Updated 03 Jul, 2022 07:46am

SITUATIONER: The burning question

THE Supreme Court’s recent order to hold a run-off election for the Punjab chief minister has raised a pertinent legal question: how has a person who didn’t legally win the election been running the affairs of the largest province of the country for over three months? This further casts doubts over the legality of the recently passed provincial budget by the Hamza government.

However, the apex court has not elucidated these issues clearly in its written order, announced on Saturday.

Advocate Waseem Butt says though the court verdict has not directly touched the issues, it has indirectly given legal cover to the situation, as both parties to the litigation have struck a compromise by accepting the ‘de facto doctrine’, whatever has been done is legally valid.

Analysts believe the SC verdict will create another legal lacuna when the Punjab Assembly is complete, after the July 17 by-polls on its 20 seats.

Read: Punjab number game 2.0 — the quagmire continues

“As the July 22 (Punjab Assembly) session will see a run-off poll to the April 16 exercise, the 25 new MPAs will be deemed new voters not part of the previous poll. It will be a fresh poll and not a run-off,” Advocate Usama Khawar asserts.

He says the parliamentary parties not part of the litigation, like the PPP, can challenge this flaw, while the de-seated PTI defectors may also question the validity of the votes of the new members.

Mr Khawar points out another catch in the apex court order: it neither mentions any lacuna that made the Supreme Court suspend the Lahore High Court order nor the law or proviso as the basis for its ‘intervention’.

Advocate Mubeen Qazi, however, explains that on July 22, first either of the two candidates for the chief minister’s office – Hamza Shehbaz and Parvez Elahi – will have to show an absolute majority — support of at least 186 MPAs out of the 371-strong Punjab Assembly. If neither gets this number, a second round or a run-off poll will be held in which the winner will need just one more vote than his rival (majority of the members present in the session), he adds.

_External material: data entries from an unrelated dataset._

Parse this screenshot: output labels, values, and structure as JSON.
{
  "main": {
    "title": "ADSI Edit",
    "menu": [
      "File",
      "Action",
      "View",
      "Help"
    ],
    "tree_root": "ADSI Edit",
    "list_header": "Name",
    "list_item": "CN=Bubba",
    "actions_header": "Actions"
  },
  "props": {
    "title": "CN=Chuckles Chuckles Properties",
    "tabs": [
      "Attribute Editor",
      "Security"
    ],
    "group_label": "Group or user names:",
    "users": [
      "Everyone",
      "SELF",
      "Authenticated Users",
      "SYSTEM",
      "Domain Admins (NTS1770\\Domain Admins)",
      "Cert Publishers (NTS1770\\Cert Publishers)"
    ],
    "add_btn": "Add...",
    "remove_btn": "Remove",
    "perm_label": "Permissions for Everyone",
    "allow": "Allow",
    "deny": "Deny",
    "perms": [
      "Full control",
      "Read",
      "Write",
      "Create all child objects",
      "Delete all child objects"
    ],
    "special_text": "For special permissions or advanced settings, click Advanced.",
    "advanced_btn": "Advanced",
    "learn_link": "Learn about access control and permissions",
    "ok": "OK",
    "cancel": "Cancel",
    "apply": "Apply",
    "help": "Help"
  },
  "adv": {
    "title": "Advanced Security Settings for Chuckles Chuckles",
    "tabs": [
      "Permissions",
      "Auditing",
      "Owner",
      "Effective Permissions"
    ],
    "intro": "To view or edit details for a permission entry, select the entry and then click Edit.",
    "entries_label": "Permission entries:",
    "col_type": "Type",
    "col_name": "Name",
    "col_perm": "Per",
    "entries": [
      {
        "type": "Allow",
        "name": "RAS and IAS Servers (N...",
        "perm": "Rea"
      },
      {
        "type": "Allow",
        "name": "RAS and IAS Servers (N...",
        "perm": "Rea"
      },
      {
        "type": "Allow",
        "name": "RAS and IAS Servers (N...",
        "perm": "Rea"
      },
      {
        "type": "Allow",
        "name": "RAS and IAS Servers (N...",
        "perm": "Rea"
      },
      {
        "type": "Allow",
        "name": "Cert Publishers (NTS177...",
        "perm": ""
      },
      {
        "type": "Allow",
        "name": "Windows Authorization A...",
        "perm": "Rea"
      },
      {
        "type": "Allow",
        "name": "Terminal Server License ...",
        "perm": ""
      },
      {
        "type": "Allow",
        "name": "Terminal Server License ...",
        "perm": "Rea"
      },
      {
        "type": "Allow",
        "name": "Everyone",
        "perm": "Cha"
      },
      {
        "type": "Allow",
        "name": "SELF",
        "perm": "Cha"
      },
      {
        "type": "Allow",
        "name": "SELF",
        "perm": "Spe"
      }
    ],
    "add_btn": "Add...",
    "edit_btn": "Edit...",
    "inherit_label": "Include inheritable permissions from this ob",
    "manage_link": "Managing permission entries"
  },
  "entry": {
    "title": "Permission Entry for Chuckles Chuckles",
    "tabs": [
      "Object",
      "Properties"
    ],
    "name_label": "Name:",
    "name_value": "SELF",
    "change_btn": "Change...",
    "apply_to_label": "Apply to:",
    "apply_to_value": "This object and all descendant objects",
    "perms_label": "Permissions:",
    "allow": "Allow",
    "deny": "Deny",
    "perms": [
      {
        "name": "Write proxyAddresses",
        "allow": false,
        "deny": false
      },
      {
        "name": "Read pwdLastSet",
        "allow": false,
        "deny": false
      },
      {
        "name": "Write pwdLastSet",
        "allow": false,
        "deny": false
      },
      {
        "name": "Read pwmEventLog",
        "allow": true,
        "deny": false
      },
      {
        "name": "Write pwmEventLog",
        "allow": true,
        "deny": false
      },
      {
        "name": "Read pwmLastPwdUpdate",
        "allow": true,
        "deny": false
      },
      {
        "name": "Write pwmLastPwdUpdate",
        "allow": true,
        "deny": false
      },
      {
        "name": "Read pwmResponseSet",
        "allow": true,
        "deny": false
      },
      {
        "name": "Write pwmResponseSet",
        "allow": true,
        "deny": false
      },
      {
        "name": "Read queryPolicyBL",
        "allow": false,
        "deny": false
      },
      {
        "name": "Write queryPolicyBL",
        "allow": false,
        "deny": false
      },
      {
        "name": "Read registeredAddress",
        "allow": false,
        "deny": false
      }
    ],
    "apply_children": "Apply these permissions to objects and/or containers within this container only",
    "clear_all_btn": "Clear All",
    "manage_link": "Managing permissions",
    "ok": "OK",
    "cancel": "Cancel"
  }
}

Hamza currently enjoys the support of 177 MPAs and Mr Elahi has improved his tally from 168 in the April 16 contest to 173 after the election commission, as per LHC orders, notified on Friday night five PTI MPAs against reserved seats from the priority list the party submitted before the 2018 general elections. The court had turned down the PML-N’s appeal for re-calculating the reserved seats after excluding the 20 de-seated PTI MPAs from the PTI’s numerical strength.

In the July 17 by-polls, if the PTI manages to grab at least 13 of the 20 seats, it may turn the tables on Hamza Shehbaz, who needs eight seats to ensure a simple majority in the house.

PTI chairman Imran Khan has already kicked off the election campaign — more against the party’s defectors, who have been given PML-N tickets, than for the new candidates.

Hamza had clinched the CM’s office by securing 197 out of 371 votes in the Punjab Assembly during the controversial April 16 election. His tally included 25 votes of PTI defectors, five of them elected against reserved seats.